Stage 5: Red Cliff to Vail, 23.6 miles, 4,100 feet of climbing
The route for Stage 5 climbs 11 miles straight out of the gate before traversing six rolling miles on top of the ridge at Vail Ski Resort hovering around 11,000 feet. Then, you descend eight miles of winding singletrack to the stage finish at the edge of Vail Village. I had a pretty significant blister from Stage 2 on my left heel pad, which turned ugly by the end of this stage. An excellent practice session in mind over matter.
Stage : Vail to Beaver Creek, 24.0 miles, 4,900 feet of climbing
We took off on this day in a solid second-place position behind Team LaSportiva and were planning on relaxing, as first place was out of our reach and third place was way back. However, another Bend team and good friends (first-place in the Mixed Open Division, The North Face’s team of Stephanie Howe and Zach Violett) ended up on our heels on the first climb. They had only beat us the first stage when we were struggling with the elevation, and our egos wouldn’t let us off that easy for the final day. I have to say, I was pretty nervous about my gnarled heel and even told Rod so on the first paved downhill through the town of Vail at the beginning. But after we settled in, I hit the first technical downhill section to really test it. All systems go. I knew I’d be fine as long as my footstrike was on the forefoot. We kept plugging away at this hard stage, hoping to hold off Steph and Zach. Upon entering an upper meadow, we caught sight of Team LaSportiva about halfway into the stage — right before the main long, technical singletrack downhill into the town of Avon.
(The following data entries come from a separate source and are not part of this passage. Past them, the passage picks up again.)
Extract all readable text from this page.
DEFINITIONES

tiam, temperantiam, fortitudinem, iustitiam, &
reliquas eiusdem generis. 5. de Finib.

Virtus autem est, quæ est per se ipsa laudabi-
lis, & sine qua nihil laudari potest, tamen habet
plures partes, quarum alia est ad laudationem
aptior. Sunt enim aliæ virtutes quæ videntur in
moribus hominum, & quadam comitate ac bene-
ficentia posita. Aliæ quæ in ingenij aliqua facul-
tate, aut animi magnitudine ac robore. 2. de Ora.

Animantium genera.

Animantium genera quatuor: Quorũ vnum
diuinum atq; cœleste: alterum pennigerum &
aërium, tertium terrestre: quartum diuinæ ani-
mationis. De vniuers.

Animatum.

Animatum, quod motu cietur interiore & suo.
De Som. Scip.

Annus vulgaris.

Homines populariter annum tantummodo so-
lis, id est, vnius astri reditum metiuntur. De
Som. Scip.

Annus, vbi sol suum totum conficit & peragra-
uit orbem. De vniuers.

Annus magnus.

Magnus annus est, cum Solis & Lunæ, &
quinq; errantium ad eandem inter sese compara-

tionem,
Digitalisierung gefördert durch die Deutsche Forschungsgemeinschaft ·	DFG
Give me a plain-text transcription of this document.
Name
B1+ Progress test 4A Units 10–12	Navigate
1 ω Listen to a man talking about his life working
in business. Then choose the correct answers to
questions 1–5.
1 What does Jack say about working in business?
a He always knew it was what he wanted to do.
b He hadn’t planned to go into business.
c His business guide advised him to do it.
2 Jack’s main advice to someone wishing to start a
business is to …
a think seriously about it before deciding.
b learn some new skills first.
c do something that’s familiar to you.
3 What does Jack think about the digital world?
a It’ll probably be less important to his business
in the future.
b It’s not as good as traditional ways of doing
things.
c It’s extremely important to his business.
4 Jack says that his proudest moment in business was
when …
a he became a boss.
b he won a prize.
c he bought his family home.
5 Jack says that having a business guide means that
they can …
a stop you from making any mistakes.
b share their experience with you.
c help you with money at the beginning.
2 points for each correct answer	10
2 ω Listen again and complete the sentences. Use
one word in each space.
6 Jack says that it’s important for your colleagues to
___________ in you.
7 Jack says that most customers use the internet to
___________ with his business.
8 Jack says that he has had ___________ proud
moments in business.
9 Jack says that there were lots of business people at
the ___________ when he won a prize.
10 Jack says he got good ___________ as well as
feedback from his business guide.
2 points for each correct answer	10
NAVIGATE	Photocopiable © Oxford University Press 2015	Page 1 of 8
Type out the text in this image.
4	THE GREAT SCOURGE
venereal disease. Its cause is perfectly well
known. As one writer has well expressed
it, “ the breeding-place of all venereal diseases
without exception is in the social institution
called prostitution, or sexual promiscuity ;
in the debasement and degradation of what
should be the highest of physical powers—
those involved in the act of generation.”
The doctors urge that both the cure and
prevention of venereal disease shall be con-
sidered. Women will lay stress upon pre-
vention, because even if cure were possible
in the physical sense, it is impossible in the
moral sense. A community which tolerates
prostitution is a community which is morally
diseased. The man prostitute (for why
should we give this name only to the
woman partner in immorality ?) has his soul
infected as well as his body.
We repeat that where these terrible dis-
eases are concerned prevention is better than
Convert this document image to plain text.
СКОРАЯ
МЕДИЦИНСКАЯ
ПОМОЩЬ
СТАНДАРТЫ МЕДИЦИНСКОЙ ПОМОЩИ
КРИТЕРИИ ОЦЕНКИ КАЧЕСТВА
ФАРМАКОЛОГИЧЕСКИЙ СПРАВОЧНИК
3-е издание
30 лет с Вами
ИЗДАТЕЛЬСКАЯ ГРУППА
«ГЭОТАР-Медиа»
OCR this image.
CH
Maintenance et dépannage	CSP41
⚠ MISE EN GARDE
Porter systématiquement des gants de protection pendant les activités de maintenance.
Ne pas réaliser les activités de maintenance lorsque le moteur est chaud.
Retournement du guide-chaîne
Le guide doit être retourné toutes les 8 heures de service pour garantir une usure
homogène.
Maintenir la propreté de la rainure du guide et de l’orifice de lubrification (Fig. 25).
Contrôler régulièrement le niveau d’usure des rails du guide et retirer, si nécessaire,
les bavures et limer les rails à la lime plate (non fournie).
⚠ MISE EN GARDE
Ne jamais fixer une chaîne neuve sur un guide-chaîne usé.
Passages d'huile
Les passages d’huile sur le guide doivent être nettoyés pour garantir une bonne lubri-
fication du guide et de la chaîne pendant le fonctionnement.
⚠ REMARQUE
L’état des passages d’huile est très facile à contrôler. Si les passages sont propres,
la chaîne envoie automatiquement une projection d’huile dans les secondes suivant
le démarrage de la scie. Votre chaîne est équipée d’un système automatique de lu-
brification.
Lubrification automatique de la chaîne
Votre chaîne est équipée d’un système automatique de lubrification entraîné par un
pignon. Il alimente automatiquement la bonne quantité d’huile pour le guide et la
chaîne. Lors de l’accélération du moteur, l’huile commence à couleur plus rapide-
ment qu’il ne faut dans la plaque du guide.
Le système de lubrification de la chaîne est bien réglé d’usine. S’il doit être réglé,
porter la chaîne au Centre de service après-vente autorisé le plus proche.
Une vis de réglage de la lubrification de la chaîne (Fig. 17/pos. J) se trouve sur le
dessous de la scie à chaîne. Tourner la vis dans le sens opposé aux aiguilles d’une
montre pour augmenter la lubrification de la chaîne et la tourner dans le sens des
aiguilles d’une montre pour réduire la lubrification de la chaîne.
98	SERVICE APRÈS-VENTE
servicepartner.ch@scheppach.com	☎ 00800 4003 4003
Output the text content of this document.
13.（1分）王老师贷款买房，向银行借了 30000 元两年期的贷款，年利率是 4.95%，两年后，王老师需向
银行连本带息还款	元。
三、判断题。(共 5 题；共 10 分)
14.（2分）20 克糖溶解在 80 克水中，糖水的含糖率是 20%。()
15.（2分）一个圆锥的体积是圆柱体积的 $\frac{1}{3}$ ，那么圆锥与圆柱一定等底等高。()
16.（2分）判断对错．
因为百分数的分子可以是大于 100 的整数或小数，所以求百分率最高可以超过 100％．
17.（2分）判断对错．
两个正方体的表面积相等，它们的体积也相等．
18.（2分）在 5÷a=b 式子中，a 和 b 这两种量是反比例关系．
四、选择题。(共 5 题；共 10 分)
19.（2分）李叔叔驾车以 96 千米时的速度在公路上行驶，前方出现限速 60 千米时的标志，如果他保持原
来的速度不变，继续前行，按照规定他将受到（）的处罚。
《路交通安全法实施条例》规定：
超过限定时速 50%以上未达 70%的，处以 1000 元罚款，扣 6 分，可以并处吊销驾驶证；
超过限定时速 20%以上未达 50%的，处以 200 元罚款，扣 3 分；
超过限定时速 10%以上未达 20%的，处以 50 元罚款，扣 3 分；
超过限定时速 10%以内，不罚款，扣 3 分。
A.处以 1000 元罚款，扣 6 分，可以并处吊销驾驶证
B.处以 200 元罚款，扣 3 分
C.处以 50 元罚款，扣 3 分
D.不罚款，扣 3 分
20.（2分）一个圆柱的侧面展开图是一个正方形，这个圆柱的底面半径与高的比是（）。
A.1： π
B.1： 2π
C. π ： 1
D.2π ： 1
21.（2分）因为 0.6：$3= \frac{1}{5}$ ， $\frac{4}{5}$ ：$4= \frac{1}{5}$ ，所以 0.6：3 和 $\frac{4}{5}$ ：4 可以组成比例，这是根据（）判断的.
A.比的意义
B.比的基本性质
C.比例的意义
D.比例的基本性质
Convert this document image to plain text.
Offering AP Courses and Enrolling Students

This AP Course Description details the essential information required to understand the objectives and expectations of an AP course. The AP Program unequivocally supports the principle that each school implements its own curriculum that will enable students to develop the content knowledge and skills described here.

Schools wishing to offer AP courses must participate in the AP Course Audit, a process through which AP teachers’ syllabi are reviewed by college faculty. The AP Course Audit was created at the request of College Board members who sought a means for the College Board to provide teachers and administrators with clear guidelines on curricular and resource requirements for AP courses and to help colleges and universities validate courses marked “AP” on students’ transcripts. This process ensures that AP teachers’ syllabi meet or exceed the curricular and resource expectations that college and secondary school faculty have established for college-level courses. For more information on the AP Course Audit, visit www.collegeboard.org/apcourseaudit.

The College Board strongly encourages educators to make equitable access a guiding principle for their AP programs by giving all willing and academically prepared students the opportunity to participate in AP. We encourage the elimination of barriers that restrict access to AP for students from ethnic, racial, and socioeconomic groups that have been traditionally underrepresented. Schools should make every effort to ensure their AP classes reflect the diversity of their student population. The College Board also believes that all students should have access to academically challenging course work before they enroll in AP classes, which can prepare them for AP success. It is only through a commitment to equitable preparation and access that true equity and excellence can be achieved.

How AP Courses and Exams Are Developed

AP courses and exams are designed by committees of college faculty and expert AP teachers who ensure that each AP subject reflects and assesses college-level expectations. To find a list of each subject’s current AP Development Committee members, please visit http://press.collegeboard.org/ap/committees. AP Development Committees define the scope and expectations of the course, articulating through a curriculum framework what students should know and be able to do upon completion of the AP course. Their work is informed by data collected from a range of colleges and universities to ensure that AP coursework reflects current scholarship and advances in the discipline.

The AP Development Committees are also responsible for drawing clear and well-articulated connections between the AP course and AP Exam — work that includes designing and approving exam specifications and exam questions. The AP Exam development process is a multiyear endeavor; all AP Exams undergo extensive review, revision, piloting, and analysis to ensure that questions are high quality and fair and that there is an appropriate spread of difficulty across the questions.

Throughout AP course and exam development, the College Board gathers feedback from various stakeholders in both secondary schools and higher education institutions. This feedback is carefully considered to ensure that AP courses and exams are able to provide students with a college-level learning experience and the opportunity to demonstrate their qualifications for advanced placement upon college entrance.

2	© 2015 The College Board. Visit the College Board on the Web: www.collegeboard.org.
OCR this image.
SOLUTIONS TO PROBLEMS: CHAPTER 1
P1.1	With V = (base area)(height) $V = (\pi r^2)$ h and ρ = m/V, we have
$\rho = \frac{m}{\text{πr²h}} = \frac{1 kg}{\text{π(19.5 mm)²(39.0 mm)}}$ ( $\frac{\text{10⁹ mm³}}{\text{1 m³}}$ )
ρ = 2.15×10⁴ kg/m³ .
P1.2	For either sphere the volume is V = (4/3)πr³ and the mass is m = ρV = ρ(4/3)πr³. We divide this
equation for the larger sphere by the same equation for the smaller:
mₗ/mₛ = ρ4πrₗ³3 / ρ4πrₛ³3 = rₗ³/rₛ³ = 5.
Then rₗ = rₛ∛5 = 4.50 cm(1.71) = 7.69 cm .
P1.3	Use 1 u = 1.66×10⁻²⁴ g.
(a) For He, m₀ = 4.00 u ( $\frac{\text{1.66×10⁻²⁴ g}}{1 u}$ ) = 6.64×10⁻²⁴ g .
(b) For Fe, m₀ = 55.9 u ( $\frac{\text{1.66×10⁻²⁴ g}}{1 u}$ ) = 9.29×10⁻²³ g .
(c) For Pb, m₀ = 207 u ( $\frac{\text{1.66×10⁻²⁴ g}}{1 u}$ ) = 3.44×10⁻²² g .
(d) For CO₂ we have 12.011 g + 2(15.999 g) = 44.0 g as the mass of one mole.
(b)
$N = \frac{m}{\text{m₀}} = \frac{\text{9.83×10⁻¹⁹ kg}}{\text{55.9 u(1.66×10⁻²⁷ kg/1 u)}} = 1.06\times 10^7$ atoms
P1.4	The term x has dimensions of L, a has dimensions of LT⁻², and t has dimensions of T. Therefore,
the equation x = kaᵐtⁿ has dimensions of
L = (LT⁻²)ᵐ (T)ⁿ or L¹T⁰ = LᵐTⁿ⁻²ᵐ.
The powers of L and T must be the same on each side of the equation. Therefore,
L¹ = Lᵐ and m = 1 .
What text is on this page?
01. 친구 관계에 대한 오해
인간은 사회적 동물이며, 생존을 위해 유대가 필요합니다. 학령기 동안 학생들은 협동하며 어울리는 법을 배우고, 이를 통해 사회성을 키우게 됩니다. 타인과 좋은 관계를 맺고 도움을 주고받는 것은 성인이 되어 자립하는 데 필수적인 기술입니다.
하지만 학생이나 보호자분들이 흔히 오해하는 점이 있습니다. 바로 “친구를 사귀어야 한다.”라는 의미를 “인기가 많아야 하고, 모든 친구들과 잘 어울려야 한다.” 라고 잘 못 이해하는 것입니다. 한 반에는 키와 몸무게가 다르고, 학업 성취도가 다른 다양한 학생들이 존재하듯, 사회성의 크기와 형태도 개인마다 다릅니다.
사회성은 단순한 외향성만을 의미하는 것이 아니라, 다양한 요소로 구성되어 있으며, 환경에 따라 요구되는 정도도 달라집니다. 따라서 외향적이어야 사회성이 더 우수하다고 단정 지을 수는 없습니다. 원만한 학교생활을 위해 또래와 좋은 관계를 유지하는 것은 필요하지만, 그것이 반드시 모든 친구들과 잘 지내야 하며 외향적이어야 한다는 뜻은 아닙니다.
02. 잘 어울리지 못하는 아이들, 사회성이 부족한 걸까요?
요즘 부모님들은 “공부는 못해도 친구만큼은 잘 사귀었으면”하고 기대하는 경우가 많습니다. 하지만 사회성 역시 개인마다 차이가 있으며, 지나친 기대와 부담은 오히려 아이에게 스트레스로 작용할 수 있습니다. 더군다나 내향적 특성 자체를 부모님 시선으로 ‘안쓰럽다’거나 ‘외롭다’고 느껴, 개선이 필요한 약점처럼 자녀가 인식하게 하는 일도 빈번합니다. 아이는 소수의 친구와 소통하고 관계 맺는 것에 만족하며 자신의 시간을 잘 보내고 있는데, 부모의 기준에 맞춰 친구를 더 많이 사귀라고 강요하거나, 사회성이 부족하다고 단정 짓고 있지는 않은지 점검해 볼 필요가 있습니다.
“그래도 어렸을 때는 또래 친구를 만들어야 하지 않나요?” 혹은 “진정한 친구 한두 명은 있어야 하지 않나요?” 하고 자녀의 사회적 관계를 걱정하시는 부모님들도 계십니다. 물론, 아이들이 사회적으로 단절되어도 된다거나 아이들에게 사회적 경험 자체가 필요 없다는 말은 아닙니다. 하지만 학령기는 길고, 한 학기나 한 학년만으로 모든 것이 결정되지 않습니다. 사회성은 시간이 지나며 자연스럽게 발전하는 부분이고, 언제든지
We had been second on the podium every stage, and we really wanted one stage win. Rod said, “I think we can catch them on this next downhill.” Within 10 minutes, we were barreling down the singletrack hot on Bernie and Andy’s tail. Once we caught them, we blew by them with Rod leading. We gapped them slightly and I said, “Let’s roll this.” He stepped aside to let me lead and we took off bombing down and soon reeled in Team Salomon’s Mario Mendoza and Jorge Maravilla. We got to checkpoint 2 neck and neck with Salomon, in and out, and dropped into and through the town of Avon on the pavement. We could see LaSportiva only 200 meters back through town before starting the final 1,800 foot trail climb to the south. We put our heads down and took turns leading and grinding the final climb out of Avon. By the top of the climb, we couldn’t see them anymore and knew if we maintained, we had a stage win wrapped up.
As we arrived into the finish corral in Beaver Creek, it was sweet icing on the cake to take a stage win over the team we’d been battling tooth and nail the previous five days. 120 miles and 20,000 feet of climbing later, a few blisters and some sore legs — a great ending to a great week. I highly recommend this race, it’s a hard but fun week of awesome trail running. Great trainer for Wasatch 100. That’s the next stop. Giddyup.